Did you ever consider getting an EGR delete kit?

I need one..

I'm at 150k still on the original...same year as yours.


----------



## Mackman (Nov 3, 2009)

bryanR;1069303 said:


> if they werent covered in rust it would be an awesome truck all around. after this winter i have a feeling that im going to be doing some serious work to get this truck in good shape again. might end up buying my neighbors truck and droppin the motor in that instead... frame is awsome no rust or anything.


Yea all trucks have good and bads. But overall i perfer my ford. But rust will kill any truck.



MileHigh;1069307 said:


> Did you ever consider getting an EGR delete kit?
> 
> I need one..
> 
> I'm at 150k still on the original...same year as yours.

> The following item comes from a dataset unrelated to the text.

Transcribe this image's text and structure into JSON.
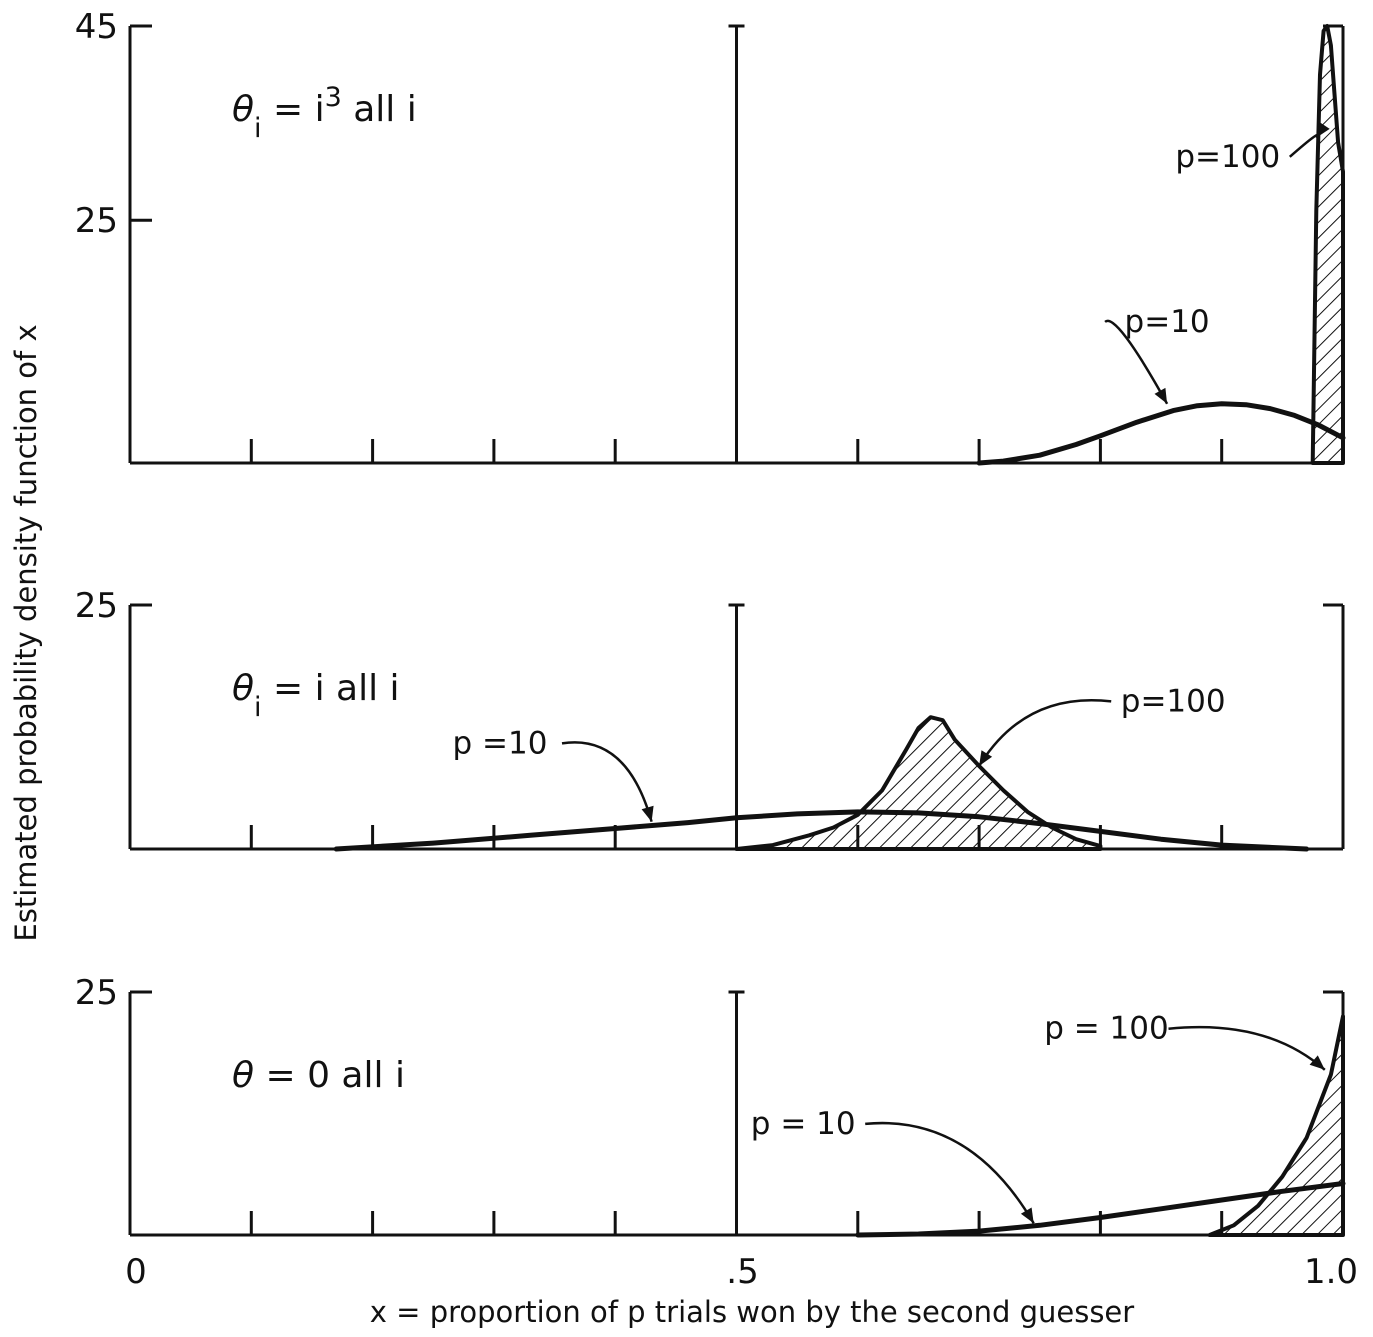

Maybe once my EGR takes a dump on me i will. But as long as things keep working its staying stock lol.


----------



## fisher guy (Nov 11, 2008)

03 6.0 here with 158k on her still running strong all stock except 2 bad ipc sensors and it needs new ball joints still on its originals needless to say ive been lucky knock on wood


----------



## fireboy5722 (Feb 26, 2008)

i can't wait either just painted the plow yesterday!!!!


----------



## show-n-go (Feb 5, 2009)

I can't wait.. I've been staring at the plow all summer, I'm going to get it out and knock the dust off of it in the next few weeks.


----------